Now that President Bush has admitted serious setbacks in Iraq, Condi Rice’s mission to the Middle East includes some begging for help from America’s Arab allies, especially Mubarak of Egypt and Abdullah of Saudi Arabia. This is the same Rice who was in Cairo delivering her landmark lecture on Arab democracy and America’s determination to promote it. On a visit to Egypt last October, the friction the speech generated was still palpable. “I’ve spoken about [jailed opposition leader] Ayman Nour each time that I meet with my Egyptian counterparts,” she said in a dig at Egyptian Foreign Minister Ahmed Abul Gheit, who retorted, “You didn’t raise it today!” Condi had to have the last word, though: “I will Ahmed. I’m certain. You can be certain I will.”
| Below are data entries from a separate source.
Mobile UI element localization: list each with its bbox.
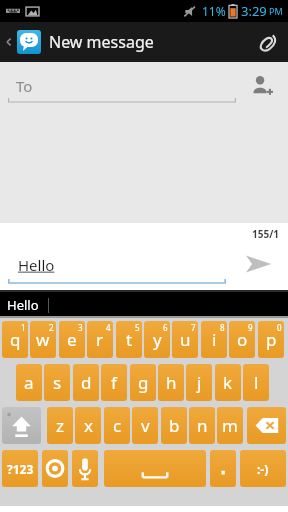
staticText: 5 xyxy=(135,322,140,333)
staticText: v xyxy=(141,414,150,437)
staticText: p xyxy=(266,328,277,351)
staticText: d xyxy=(81,371,92,394)
button[interactable]: Settings xyxy=(42,450,68,487)
button[interactable]: Voice input xyxy=(72,450,98,487)
staticText: 11% xyxy=(202,3,226,19)
staticText: y xyxy=(153,328,162,351)
button[interactable]: f xyxy=(101,364,127,401)
button[interactable]: Backspace xyxy=(247,407,286,444)
staticText: 9 xyxy=(248,322,253,333)
staticText: w xyxy=(36,328,50,351)
staticText: 8 xyxy=(220,322,225,333)
staticText: Hello xyxy=(18,255,55,275)
staticText: x xyxy=(84,414,93,437)
staticText: k xyxy=(223,371,233,394)
staticText: 1 xyxy=(21,322,26,333)
staticText: 4 xyxy=(106,322,111,333)
button[interactable]: Add recipient xyxy=(242,66,282,106)
button[interactable]: Shift xyxy=(2,407,41,444)
button[interactable]: Space xyxy=(104,450,206,487)
button[interactable]: To xyxy=(8,69,236,103)
staticText: ?123 xyxy=(7,461,34,477)
button[interactable]: b xyxy=(161,407,187,444)
staticText: i xyxy=(212,328,217,351)
button[interactable]: Attach xyxy=(248,22,288,62)
button[interactable]: z xyxy=(47,407,73,444)
button[interactable]: e xyxy=(59,321,85,358)
staticText: f xyxy=(111,371,117,394)
button[interactable]: New message xyxy=(0,30,154,54)
staticText: 3 xyxy=(78,322,83,333)
staticText: e xyxy=(67,328,77,351)
button[interactable]: k xyxy=(215,364,241,401)
staticText: 3:29 xyxy=(241,2,267,20)
staticText: l xyxy=(254,371,259,394)
staticText: u xyxy=(180,328,191,351)
staticText: g xyxy=(138,371,149,394)
button[interactable]: u xyxy=(172,321,198,358)
staticText: o xyxy=(237,328,248,351)
staticText: q xyxy=(10,328,21,351)
staticText: a xyxy=(24,371,34,394)
button[interactable]: ?123 xyxy=(2,450,38,487)
staticText: 6 xyxy=(163,322,168,333)
button[interactable]: t xyxy=(116,321,142,358)
button[interactable]: o xyxy=(229,321,255,358)
staticText: n xyxy=(197,414,208,437)
button[interactable]: w xyxy=(30,321,56,358)
staticText: h xyxy=(166,371,177,394)
button[interactable]: n xyxy=(189,407,215,444)
button[interactable]: y xyxy=(144,321,170,358)
staticText: j xyxy=(197,371,202,394)
button[interactable]: p xyxy=(258,321,284,358)
staticText: Hello xyxy=(7,296,39,314)
staticText: t xyxy=(126,328,133,351)
button[interactable]: q xyxy=(2,321,28,358)
staticText: New message xyxy=(49,31,154,53)
button[interactable]: l xyxy=(243,364,269,401)
staticText: b xyxy=(169,414,180,437)
button[interactable]: i xyxy=(201,321,227,358)
staticText: m xyxy=(222,414,238,437)
staticText: 155/1 xyxy=(252,227,280,241)
staticText: s xyxy=(53,371,62,394)
button[interactable]: x xyxy=(75,407,101,444)
button[interactable]: Send xyxy=(234,240,282,288)
staticText: z xyxy=(56,414,64,437)
button[interactable]: Period xyxy=(210,450,236,487)
staticText: 2 xyxy=(49,322,54,333)
button[interactable]: r xyxy=(87,321,113,358)
staticText: To xyxy=(16,76,33,96)
button[interactable]: v xyxy=(132,407,158,444)
button[interactable]: m xyxy=(217,407,243,444)
staticText: r xyxy=(96,328,104,351)
staticText: c xyxy=(113,414,122,437)
button[interactable]: s xyxy=(44,364,70,401)
button[interactable]: g xyxy=(130,364,156,401)
button[interactable]: Hello xyxy=(8,246,226,284)
button[interactable]: d xyxy=(73,364,99,401)
button[interactable]: a xyxy=(16,364,42,401)
button[interactable]: :-) xyxy=(240,450,286,487)
button[interactable]: c xyxy=(104,407,130,444)
staticText: PM xyxy=(269,5,283,17)
staticText: :-) xyxy=(257,461,269,477)
staticText: 7 xyxy=(191,322,196,333)
button[interactable]: j xyxy=(186,364,212,401)
staticText: 0 xyxy=(277,322,282,333)
button[interactable]: h xyxy=(158,364,184,401)
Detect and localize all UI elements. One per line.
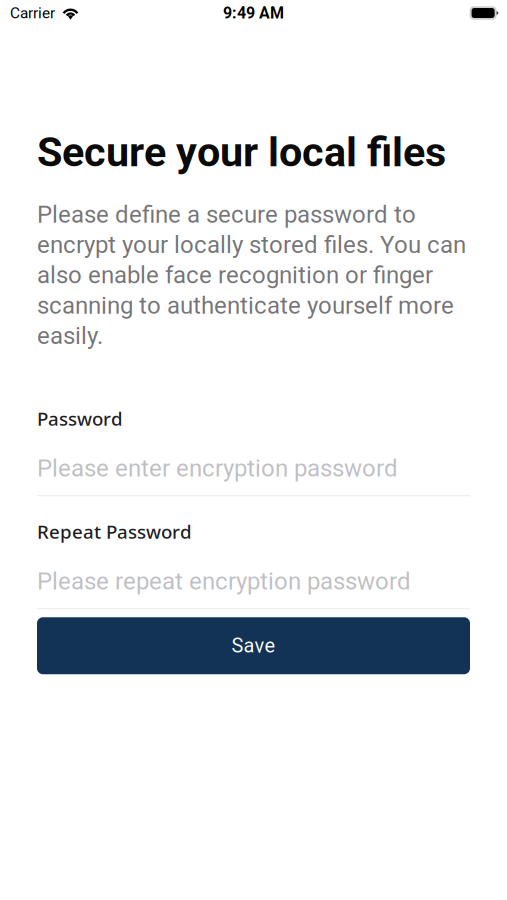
staticText: Password bbox=[37, 406, 123, 431]
staticText: Repeat Password bbox=[37, 519, 192, 544]
staticText: Carrier bbox=[10, 4, 55, 22]
button[interactable]: Repeat Password bbox=[37, 519, 470, 609]
staticText: Save bbox=[232, 634, 276, 657]
staticText: Please define a secure password to encry… bbox=[37, 200, 466, 350]
button[interactable]: Save bbox=[37, 617, 470, 674]
staticText: 9:49 AM bbox=[223, 4, 284, 22]
staticText: Please enter encryption password bbox=[37, 454, 398, 482]
staticText: Secure your local files bbox=[37, 128, 446, 176]
button[interactable]: Password bbox=[37, 406, 470, 496]
staticText: Please repeat encryption password bbox=[37, 567, 411, 595]
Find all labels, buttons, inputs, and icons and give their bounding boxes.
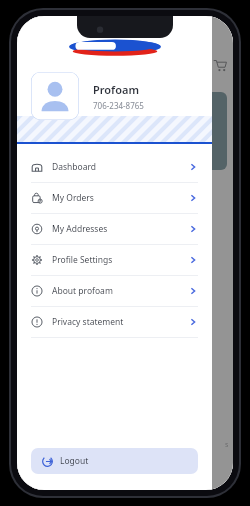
- button[interactable]: Privacy statement: [17, 307, 212, 337]
- staticText: My Orders: [52, 192, 188, 204]
- button[interactable]: Dashboard: [17, 152, 212, 182]
- staticText: My Addresses: [52, 223, 188, 235]
- staticText: Profoam: [93, 82, 139, 97]
- button[interactable]: My Orders: [17, 183, 212, 213]
- button[interactable]: Cart: [213, 58, 227, 72]
- button[interactable]: Logout: [31, 448, 198, 474]
- staticText: Privacy statement: [52, 316, 188, 328]
- staticText: About profoam: [52, 285, 188, 297]
- button[interactable]: My Addresses: [17, 214, 212, 244]
- button[interactable]: Profile Settings: [17, 245, 212, 275]
- staticText: 706-234-8765: [93, 100, 144, 111]
- staticText: Logout: [60, 455, 89, 467]
- button[interactable]: About profoam: [17, 276, 212, 306]
- staticText: profoam: [29, 126, 58, 136]
- staticText: Profile Settings: [52, 254, 188, 266]
- staticText: s: [225, 440, 229, 450]
- staticText: Dashboard: [52, 161, 188, 173]
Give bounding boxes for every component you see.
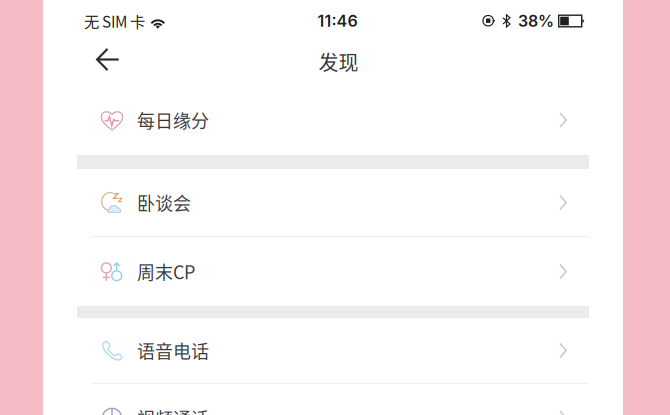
button[interactable]: 周末CP <box>77 237 589 306</box>
button[interactable]: Back <box>86 38 130 82</box>
staticText: 周末CP <box>137 258 195 285</box>
staticText: 每日缘分 <box>137 107 209 133</box>
staticText: 11:46 <box>318 11 358 31</box>
staticText: 38% <box>518 11 554 31</box>
staticText: 无 SIM 卡 <box>84 10 145 32</box>
staticText: 视频通话 <box>137 405 209 415</box>
button[interactable]: 卧谈会 <box>77 169 589 236</box>
staticText: 卧谈会 <box>137 190 191 216</box>
staticText: 发现 <box>318 47 358 76</box>
button[interactable]: 每日缘分 <box>77 85 589 155</box>
button[interactable]: 语音电话 <box>77 318 589 383</box>
button[interactable]: 视频通话 <box>77 384 589 415</box>
staticText: 语音电话 <box>137 338 209 364</box>
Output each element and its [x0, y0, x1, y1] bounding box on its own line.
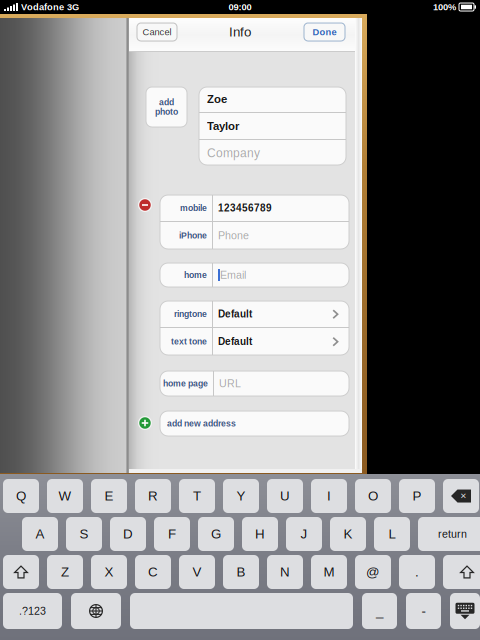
staticText: L: [388, 527, 396, 542]
staticText: add: [159, 97, 174, 107]
button[interactable]: S: [66, 517, 102, 551]
staticText: Taylor: [207, 120, 239, 132]
button[interactable]: _: [362, 593, 397, 629]
staticText: add new address: [167, 419, 236, 428]
button[interactable]: L: [374, 517, 410, 551]
staticText: Y: [236, 489, 246, 504]
staticText: Default: [218, 308, 252, 320]
button[interactable]: return: [418, 517, 480, 551]
staticText: K: [344, 527, 352, 542]
button[interactable]: O: [355, 479, 391, 513]
button[interactable]: [130, 593, 353, 629]
button[interactable]: V: [179, 555, 215, 589]
staticText: V: [192, 565, 202, 580]
staticText: T: [193, 489, 201, 504]
staticText: M: [324, 565, 334, 580]
button[interactable]: X: [91, 555, 127, 589]
staticText: Company: [207, 146, 260, 160]
button[interactable]: Q: [3, 479, 39, 513]
staticText: Email: [220, 269, 246, 281]
staticText: ✕: [460, 491, 467, 501]
button[interactable]: K: [330, 517, 366, 551]
staticText: B: [236, 565, 246, 580]
staticText: Info: [229, 25, 251, 40]
button[interactable]: add: [146, 87, 187, 127]
staticText: text tone: [171, 337, 207, 346]
staticText: _: [376, 604, 383, 618]
button[interactable]: ✕: [443, 479, 479, 513]
button[interactable]: Y: [223, 479, 259, 513]
button[interactable]: .: [399, 555, 435, 589]
staticText: .?123: [19, 605, 46, 617]
button[interactable]: @: [355, 555, 391, 589]
staticText: mobile: [180, 203, 207, 213]
button[interactable]: M: [311, 555, 347, 589]
staticText: Q: [16, 489, 26, 504]
button[interactable]: W: [47, 479, 83, 513]
staticText: home page: [163, 379, 208, 388]
button[interactable]: P: [399, 479, 435, 513]
button[interactable]: G: [198, 517, 234, 551]
staticText: @: [366, 565, 380, 580]
staticText: X: [104, 565, 114, 580]
button[interactable]: R: [135, 479, 171, 513]
staticText: Done: [312, 27, 336, 37]
staticText: photo: [155, 107, 178, 117]
button[interactable]: B: [223, 555, 259, 589]
staticText: Cancel: [142, 27, 172, 37]
staticText: F: [168, 527, 176, 542]
button[interactable]: J: [286, 517, 322, 551]
staticText: Default: [218, 336, 252, 347]
button[interactable]: T: [179, 479, 215, 513]
button[interactable]: .?123: [3, 593, 62, 629]
button[interactable]: F: [154, 517, 190, 551]
staticText: Vodafone 3G: [21, 2, 79, 12]
staticText: W: [58, 489, 72, 504]
button[interactable]: E: [91, 479, 127, 513]
button[interactable]: N: [267, 555, 303, 589]
staticText: Z: [61, 565, 69, 580]
button[interactable]: I: [311, 479, 347, 513]
staticText: U: [280, 489, 290, 504]
button[interactable]: A: [22, 517, 58, 551]
staticText: return: [438, 528, 467, 540]
button[interactable]: [450, 593, 480, 629]
staticText: O: [368, 489, 378, 504]
staticText: Phone: [218, 230, 249, 241]
staticText: E: [104, 489, 114, 504]
button[interactable]: -: [406, 593, 441, 629]
staticText: home: [184, 270, 207, 280]
staticText: R: [148, 489, 158, 504]
staticText: URL: [219, 378, 241, 389]
staticText: 100%: [433, 2, 456, 12]
staticText: G: [211, 527, 221, 542]
staticText: -: [422, 604, 426, 618]
staticText: iPhone: [179, 231, 207, 240]
staticText: N: [280, 565, 290, 580]
staticText: P: [412, 489, 422, 504]
staticText: ringtone: [174, 309, 207, 319]
button[interactable]: add new address: [160, 411, 349, 436]
button[interactable]: D: [110, 517, 146, 551]
staticText: Zoe: [207, 93, 227, 105]
button[interactable]: [443, 555, 480, 589]
button[interactable]: Done: [304, 23, 345, 41]
staticText: 09:00: [228, 2, 252, 12]
button[interactable]: [71, 593, 121, 629]
button[interactable]: C: [135, 555, 171, 589]
button[interactable]: [3, 555, 39, 589]
button[interactable]: U: [267, 479, 303, 513]
button[interactable]: H: [242, 517, 278, 551]
staticText: .: [415, 565, 419, 580]
button[interactable]: Z: [47, 555, 83, 589]
staticText: J: [300, 527, 308, 542]
staticText: S: [80, 527, 88, 542]
staticText: H: [255, 527, 265, 542]
staticText: 123456789: [218, 202, 272, 214]
staticText: I: [327, 489, 331, 504]
button[interactable]: Cancel: [137, 23, 177, 41]
staticText: C: [148, 565, 158, 580]
staticText: A: [36, 527, 44, 542]
staticText: D: [123, 527, 133, 542]
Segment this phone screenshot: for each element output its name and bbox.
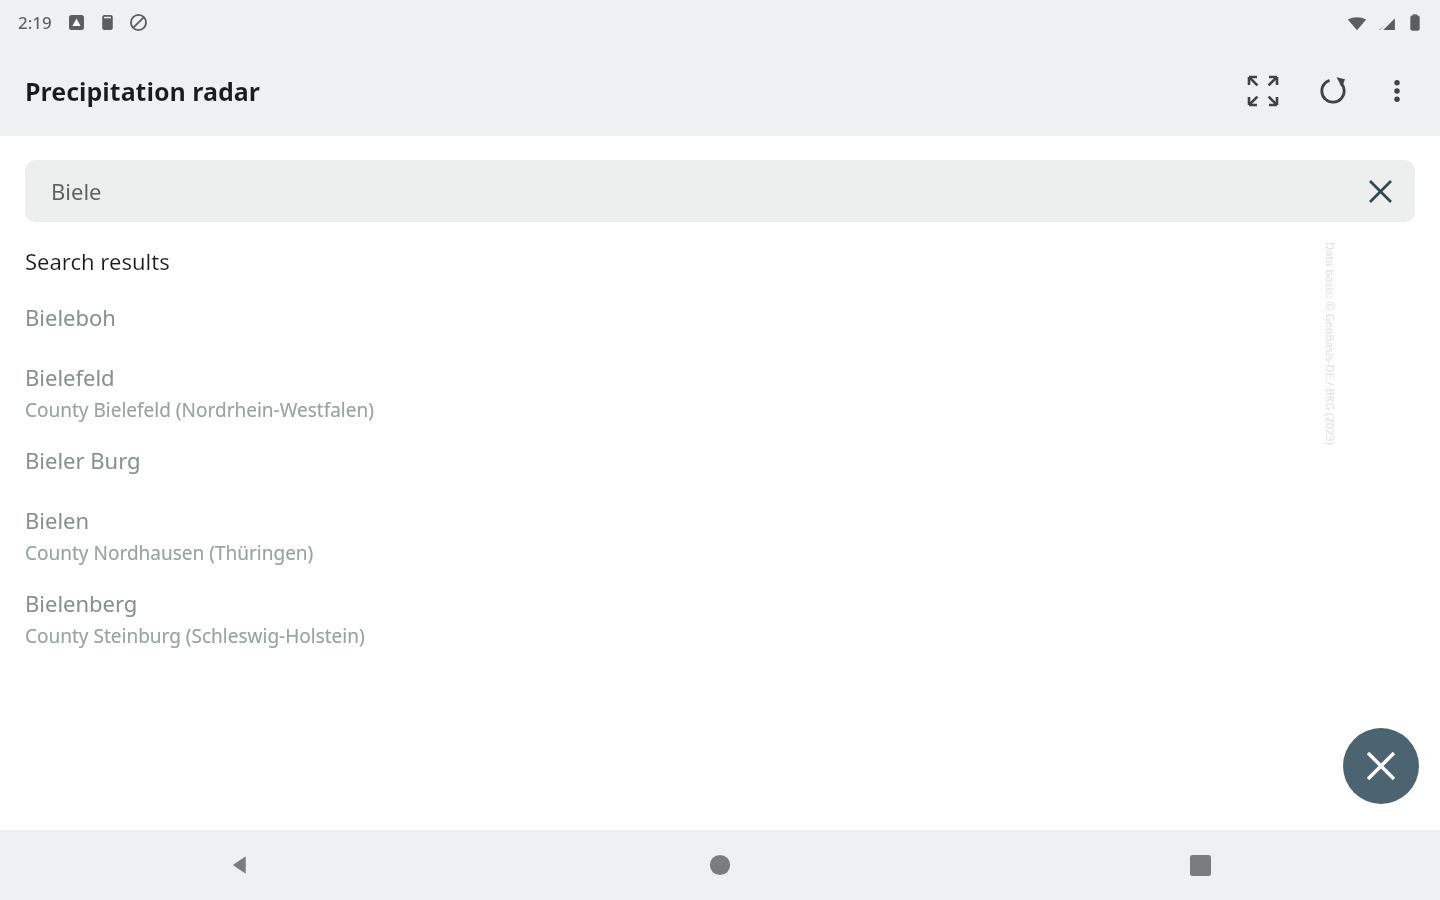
button[interactable]: More options	[1368, 62, 1426, 120]
staticText: Bielen	[25, 505, 90, 535]
staticText: Biele	[51, 176, 102, 206]
button[interactable]: Bielefeld	[0, 358, 1440, 441]
staticText: Bielenberg	[25, 588, 138, 618]
button[interactable]: Bielenberg	[0, 584, 1440, 667]
button[interactable]: Biele	[25, 160, 1415, 222]
staticText: Bieleboh	[25, 302, 116, 332]
staticText: Bieler Burg	[25, 445, 141, 475]
staticText: Bielefeld	[25, 362, 115, 392]
button[interactable]: Home	[480, 830, 960, 900]
staticText: Data basis: © GeoBasis-DE / BKG (2023)	[1323, 242, 1338, 445]
button[interactable]: Clear search	[1357, 168, 1403, 214]
button[interactable]: Back	[0, 830, 480, 900]
button[interactable]: Fullscreen	[1234, 62, 1292, 120]
staticText: County Steinburg (Schleswig-Holstein)	[25, 623, 365, 649]
staticText: 2:19	[18, 11, 52, 34]
button[interactable]: Recent apps	[960, 830, 1440, 900]
staticText: County Nordhausen (Thüringen)	[25, 540, 314, 566]
staticText: County Bielefeld (Nordrhein-Westfalen)	[25, 397, 374, 423]
button[interactable]: Close	[1343, 728, 1419, 804]
button[interactable]: Bieler Burg	[0, 441, 1440, 501]
staticText: Search results	[25, 246, 170, 276]
staticText: Precipitation radar	[25, 74, 260, 108]
button[interactable]: Refresh	[1304, 62, 1362, 120]
button[interactable]: Bielen	[0, 501, 1440, 584]
button[interactable]: Bieleboh	[0, 298, 1440, 358]
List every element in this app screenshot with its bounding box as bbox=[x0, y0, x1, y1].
أپs I write, Rice is on the way to my hotel, the famed Winter Palace on the River Nile in Luxor, for lunch with Abul Gheit in a chandeliered dining room, before she holds talks with Mubarak that will cover all the problems of the region. But the Bush people seem to have decided that getting Mubarak’s help in the region is more important than badgering him about democracy. Bush’s enthusiasm for elections in the Arab world started to dim a year ago, when the Muslim Brotherhood won one-fifth of the seats in Egypt’s parliament and Hamas took over the Palestinian assembly. Mubarak has been cracking down by arresting the Brotherhood’s leaders, with hardly a complaint from Washington.
Democratization in Egypt remains a crucial factor for progress in the Middle East, but nonetheless it’s hard to argue that it is more important than urgently addressing the multiple crises in the region where Egypt can and does play a constructive role. Mubarak could smugly tell Rice that if Bush had only listened to his advice before, when he said the invasion of Iraq would open a Pandora’s Box, then the U.S. wouldn’t be facing such a disaster in Iraq as it is now.
Arguably, Mubarak, quietly, has done more than any other single international figure in recent years to promote stablity in the region. He tried to keep peace talks going after Bush and Sharon walked away from Arafat in 2001. After Hamas’s victory last year, he kept up a dialogue with the group, which the U.S. refuses to deal with. Egypt has worked tirelessly for the release of the Israeli solder whose capture near Gaza by Hamas last year led to renewed Israeli-Palestnian fighting. Mubarak did everything to prevent last summer’s war in Lebanon that initially had Rice almost joyously proclaiming the birth of a new Middle East. After Hizballah captured two Israeli soldiers, Mubarak within hours dispatched Abul Gheit to Damascus to ask Assad to intervene with Hizballah and free the soldiers before Israel reacted. Mubarak stuck his neck out, even though the subsequent Israeli onslaught on Lebanon made Hizballah immensely popular in Egypt and further eroded Mubarak’s standing on his own street.
The Bush administration may be disinclined to listen to the Middle East advice of a bipartisan panel of Americans, but if she wants to avoid further disasters Rice will do well to hear well what America’s Arab allies are saying. They may have their own problems and work to do, but they know the region better than Bush does.